The twins Farideh and Havilar are young women, and in this novel, they experience many of the emotions that young women living in a magical fantasy world with demonic heritage might have. As characters, they keep growing, but at times it feels like their growth is getting stunted. If Evans isn’t careful, these characters could fall into the wash-rinse-repeat cycle that long-running characters in most epic series fall into. Additionally, at some point, the balancing act with the two lovers in Farideh’s life should be resolved. Right now it isn’t bad, but too much more and these books will start coming off as a young adult soap opera rather than a high magic fantasy.
As as series progresses, more characters will jump into the pool. What is normally one of Evans’s writing style strengths—developing ancillary characters so they come alive—creates a situation where I did not find myself caring about them as much in this novel due to the number of characters. So, given the epic scale of this series, there comes a point where some 3-D characters should be toned down to 2-D so that the story’s pace doesn’t slow down.
In this novel, we find out that in dragonborn society, people go by a given name and a clan name, and Evans used them interchangeably. Realistically, I can see that this would happen often, but, as a reader, when a character that hasn’t been introduced before this point is referred to by given name at some times and then the clan name at others, things can get confusing. I think this really detracted from the story. Add the complexities of the Draconic tongue, which Evans had her characters use for cursing, and things get muddy quickly.
The actual mystery/intrigue part of this story is pretty good. It will keep you guessing, though you never feel so far away from the answer that you give up trying to figure it out. The combination of the mystery and the guided tour of life as a dragonborn will appeal to a wide audience. If you play D&D, especially 5th Edition, this book can really help you with the roleplaying side of running your dragonborn. Wizards of the Coast included both the dragonborn and the tiefling in the Player’s Handbook, which reinforces my belief that this series will not conclude anytime soon.
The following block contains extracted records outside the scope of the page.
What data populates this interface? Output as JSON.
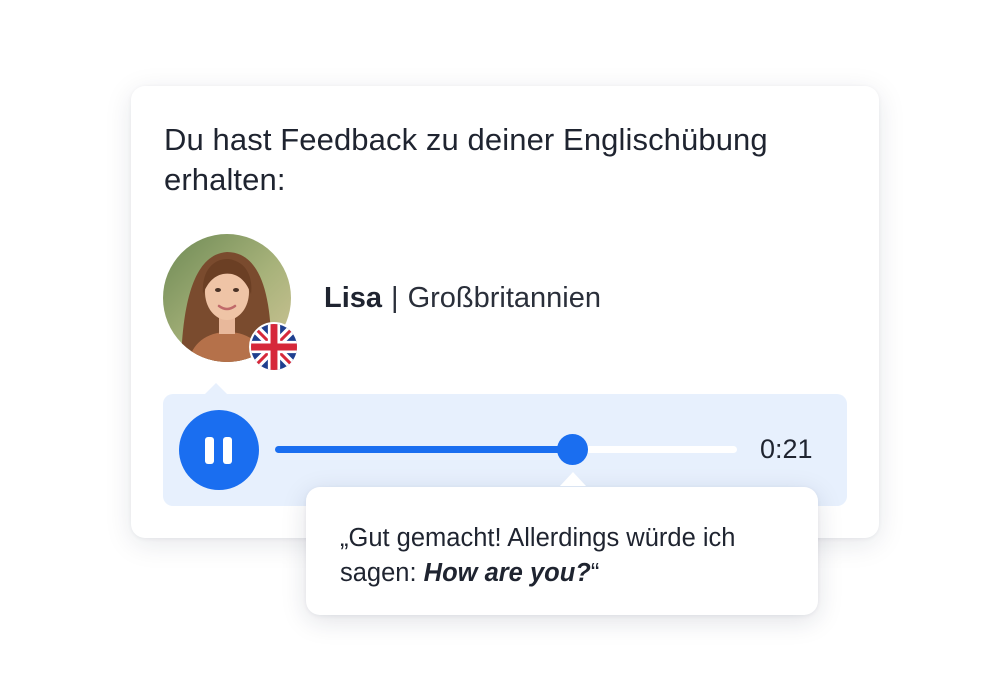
{
  "card": {
    "headline": "Du hast Feedback zu deiner Englischübung erhalten:"
  },
  "tutor": {
    "name": "Lisa",
    "separator": "|",
    "country": "Großbritannien",
    "avatar_icon": "person-photo",
    "flag_icon": "uk-flag-icon"
  },
  "player": {
    "state": "playing",
    "button_icon": "pause-icon",
    "progress_fraction": 0.645,
    "time": "0:21"
  },
  "feedback": {
    "open_quote": "„",
    "text_before": "Gut gemacht! Allerdings würde ich sagen: ",
    "emphasis": "How are you?",
    "close_quote": "“"
  },
  "colors": {
    "accent": "#1a6ef0",
    "player_background": "#e7f0fd",
    "text": "#1f2430"
  }
}
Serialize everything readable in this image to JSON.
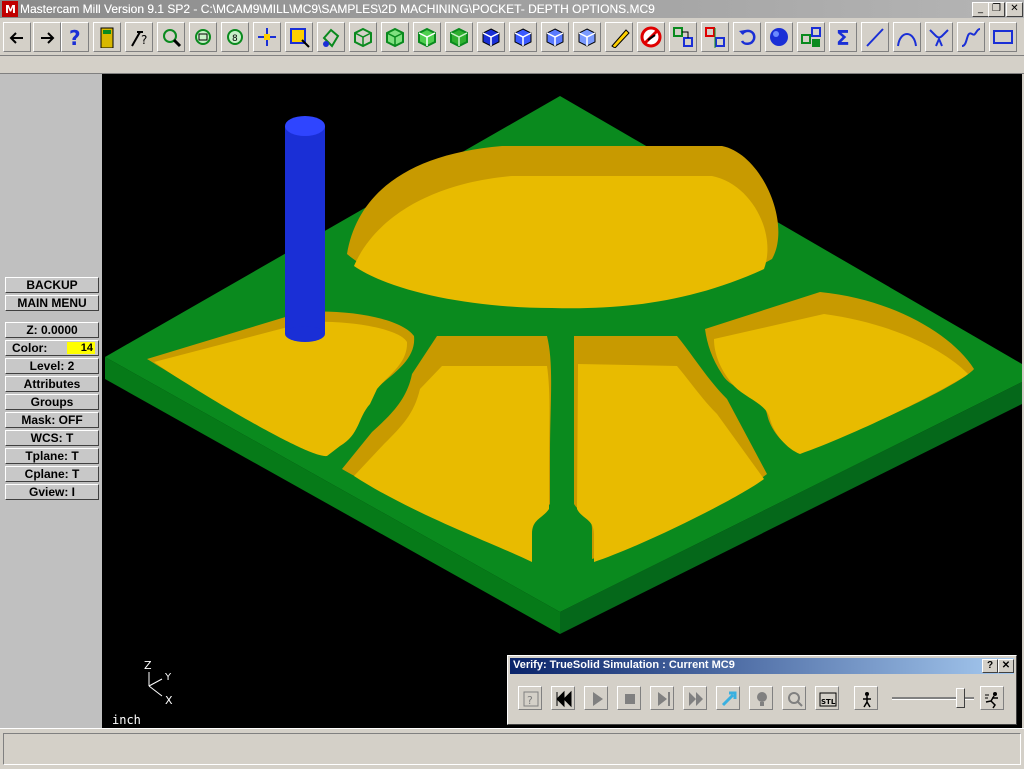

In short, if you like your mystery and intrigue combined with some teen-type angst, you should devour this book. If you are looking for a conclusion to this series, you’ll have to stand by. This story can give you a great insight into the previously mysterious lives of dragonborn, and the interaction between the Nine Hells and the Material Plane are second to none. Minus the points I brought up earlier, this is a solid contribution to this series, and no doubt this will be followed by many more installments. I predict that these characters will have a shelf life similar to that of many of R.A. Salvatore’s characters. Now let’s see if Evans’s already proven writing skills are up to making it seem like these characters are not kept around past their expiration date.